Planning this activity
- Print out copies of the illustrated instructions, so people can copy how to fold their paper.
- Print out photos of different Scout uniforms from around the world, such as Scouts in Australia, Brazil, Iceland, Mexico, Spain, India, Canada or South Africa.
- You may want to practice folding the paper and doing this craft before the session.
Run the activity
- Gather everyone together and tell everyone you’re going to make origami Scout uniforms to show what Scouts wear all around the world.
- You could have some photos of different Scout uniforms from around the world and talk through these. Ask people how they’re similar or different to their own uniform.
- Make sure everyone has a piece of paper before you get stuck in. Everyone should make a square from their piece of paper. It should be at least 15cm on each side, so it‘s not too tricky to fold. Remind people to choose the right coloured piece of paper for the uniform you want to recreate.
- Give out copies of the illustrated instructions to show everyone how to fold the uniforms. You could show everyone how to fold their piece of paper to make the uniform. They should remind everyone that they can look at their sheet to help them.
- Try to hold your paper up as you make each fold. Give everyone time to copy and catch up before you move on to the next step.
- When people are ready, everyone should decorate their shirts.
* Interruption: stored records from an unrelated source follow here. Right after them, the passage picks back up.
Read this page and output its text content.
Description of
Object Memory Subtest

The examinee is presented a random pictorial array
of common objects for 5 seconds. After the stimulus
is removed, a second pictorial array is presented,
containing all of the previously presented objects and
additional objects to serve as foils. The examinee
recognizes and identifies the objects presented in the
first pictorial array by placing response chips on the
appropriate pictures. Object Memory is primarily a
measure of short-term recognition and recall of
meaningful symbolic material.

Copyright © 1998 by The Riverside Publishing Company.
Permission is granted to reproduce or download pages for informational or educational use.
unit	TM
They could copy a uniform from a different country or section or use their imagination to design their own, such as a futuristic Scout uniform.
- Remind everyone that they can draw on details, such as badges and scarves if they want to.
- At the end, put all the paper uniforms together. Does anyone recognise another country’s uniform? Has anyone invented their own uniform? What do you like about each other’s designs?
How to fold
- Fold the paper in half horizontally and then vertically, then unfold it. There should be a slight cross-shaped crease in the paper.
- Fold the bottom of the paper up to within one centimetre from the top. Then turn the paper over.
- Fold the sides of the paper into the middle so they overlap slightly.
- Fold the top flaps back on each side to make two right-angled triangles (or lapel shapes). The narrowest points should be at the bottom, in the middle of your creation.
- Fold the strip of unfolded paper at the top down and tuck it behind the right-angled triangles. Then turn your creation over. The right-angled triangles should stick out so they look like sleeves.
- With scissors, carefully cut down the crease that runs from the centre top to bottom. The cut doesn’t need to be long – just enough to make a hole that looks like the neckline.
- Fold the paper either side of the cut down to make a shape that looks like a collar.
People in Japan have been doing origami for many hundreds of years. It’s a traditional pastime that is said to relieve stress, though it can be difficult to master the complex designs. How did this activity make people feel? Maybe it felt frustrating when a design wouldn’t go right, exciting when someone mastered a tricky fold, or calming to repeat the process for a second time. Did anyone have to try, try again when the paper crumpled or tore? What kind of instructions do people find easiest to follow: written instructions, pictures, diagrams, or videos? How would people show others how to do it?
- Phones and cameras
Make sure parents and carers are aware and have given consent for photography.
Supervise young people appropriately when they’re using scissors. Store all sharp objects securely, out of the reach of young people.
- Online safety
Supervise young people when they’re online and give them advice about staying safe. Take a look at our online safety or bullying guidance. The NSPCC offers more advice and guidance, too. If you want to know more about specific social networks and games, Childnet has information and safety tips for apps. You can also report anything that’s worried you online to the Child Exploitation and Online Protection Command. As always, if you’ve got concerns about a young person’s welfare, including their online experiences, follow the Yellow Card to make a report.
- Look online to find other origami challenges – there are plenty of simpler and trickier ones with pictures and instructions.
- Use larger sheets of paper to make this activity less fiddly.
Make it accessible
All Scout activities should be inclusive and accessible.
This is a great opportunity for any origami experts to show off their skills and help anyone who’s struggling. Encourage any young people that finish first to share their skills with others.